The cards tell us that these flowers were described by the Editor of "Amateur Gardening", and at the time of the set`s issue that was A.J. Macself, who had been the assistant editor, and took the chair in 1926, when the editor incumbent, T.W. Sanders, had died.
Albert James Macself had been born in 1878, and he became a valued member of the Hardy Plant Society, his great love being ferns, but he wrote many books on plants and gardening as well as edit the magazine. He edited his last magazine in 1946 and died in 1952.
Actually he was older than Amateur Gardening, but not by much, as the weekly magazine had started in May 1884, which does indeed make it the longest running amateur gardening weekly in the United Kingdom.

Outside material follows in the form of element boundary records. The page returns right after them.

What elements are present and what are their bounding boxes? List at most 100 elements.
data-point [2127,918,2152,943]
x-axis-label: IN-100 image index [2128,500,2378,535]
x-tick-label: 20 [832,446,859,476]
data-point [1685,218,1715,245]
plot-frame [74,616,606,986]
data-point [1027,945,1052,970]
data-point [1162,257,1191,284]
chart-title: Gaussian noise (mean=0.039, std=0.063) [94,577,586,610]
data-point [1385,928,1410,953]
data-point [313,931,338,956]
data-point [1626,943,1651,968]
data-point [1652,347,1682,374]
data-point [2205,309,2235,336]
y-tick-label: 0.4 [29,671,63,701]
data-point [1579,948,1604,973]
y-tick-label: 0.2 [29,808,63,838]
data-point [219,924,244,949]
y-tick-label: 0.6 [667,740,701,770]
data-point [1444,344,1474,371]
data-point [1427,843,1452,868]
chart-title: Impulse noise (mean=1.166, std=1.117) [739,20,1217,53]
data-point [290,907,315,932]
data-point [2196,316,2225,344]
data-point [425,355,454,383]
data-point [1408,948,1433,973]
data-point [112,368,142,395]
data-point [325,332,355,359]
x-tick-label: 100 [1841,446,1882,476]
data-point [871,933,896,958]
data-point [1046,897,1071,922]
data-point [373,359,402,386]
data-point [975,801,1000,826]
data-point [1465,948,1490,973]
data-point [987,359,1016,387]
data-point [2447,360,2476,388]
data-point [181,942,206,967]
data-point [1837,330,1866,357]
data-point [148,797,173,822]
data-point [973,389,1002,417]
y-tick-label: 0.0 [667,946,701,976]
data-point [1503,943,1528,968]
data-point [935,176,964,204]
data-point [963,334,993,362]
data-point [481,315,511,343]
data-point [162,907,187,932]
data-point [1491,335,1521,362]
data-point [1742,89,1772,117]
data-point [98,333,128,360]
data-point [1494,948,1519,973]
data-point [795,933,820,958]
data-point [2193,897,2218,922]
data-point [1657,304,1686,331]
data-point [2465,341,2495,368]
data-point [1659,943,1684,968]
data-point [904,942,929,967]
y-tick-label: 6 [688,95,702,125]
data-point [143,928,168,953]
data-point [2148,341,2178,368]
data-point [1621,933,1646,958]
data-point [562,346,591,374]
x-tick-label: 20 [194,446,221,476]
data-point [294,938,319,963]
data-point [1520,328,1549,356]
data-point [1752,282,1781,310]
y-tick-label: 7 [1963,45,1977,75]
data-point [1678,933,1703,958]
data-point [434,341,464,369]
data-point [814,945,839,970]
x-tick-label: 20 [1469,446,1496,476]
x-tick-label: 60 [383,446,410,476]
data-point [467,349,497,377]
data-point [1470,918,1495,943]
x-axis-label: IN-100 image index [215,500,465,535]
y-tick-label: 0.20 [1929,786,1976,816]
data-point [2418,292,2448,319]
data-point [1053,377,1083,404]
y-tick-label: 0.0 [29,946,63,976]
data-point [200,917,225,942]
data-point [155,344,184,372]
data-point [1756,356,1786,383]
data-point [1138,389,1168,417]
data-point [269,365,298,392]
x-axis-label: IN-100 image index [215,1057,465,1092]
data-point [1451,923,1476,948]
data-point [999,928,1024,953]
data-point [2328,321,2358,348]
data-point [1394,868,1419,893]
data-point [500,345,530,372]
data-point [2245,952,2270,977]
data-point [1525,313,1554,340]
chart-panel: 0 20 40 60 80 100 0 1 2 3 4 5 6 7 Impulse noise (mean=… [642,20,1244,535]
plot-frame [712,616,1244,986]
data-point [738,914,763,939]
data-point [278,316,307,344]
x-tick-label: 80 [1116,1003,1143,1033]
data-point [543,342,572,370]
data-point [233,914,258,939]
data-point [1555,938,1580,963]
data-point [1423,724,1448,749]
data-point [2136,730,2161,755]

The reason for this card is that irises are also known as flags, in some cases it appears as part of their official name, but it actually refers to their shape, not the similarity in noise to the flapping of a flag and the flapping of their long petals in the breeze, but to their leaves, and it is actually nothing to do with flags at all, for the word “flagge” comes all the way up from Old English, and means a rush or a reed, which applies to the shape of their leaves. This is also strangely interconnected to their habitat, because just like rushes, and reeds, the true flag iris is wild and grows in swamps, which makes them an ideal spot of colour for a pond.
In 1950 The London Cigarette Card Company listed these cards at a penny each for odds, and four shillings for complete sets, whilst freely admitting that they were cheaper in the Abridged Catalogue.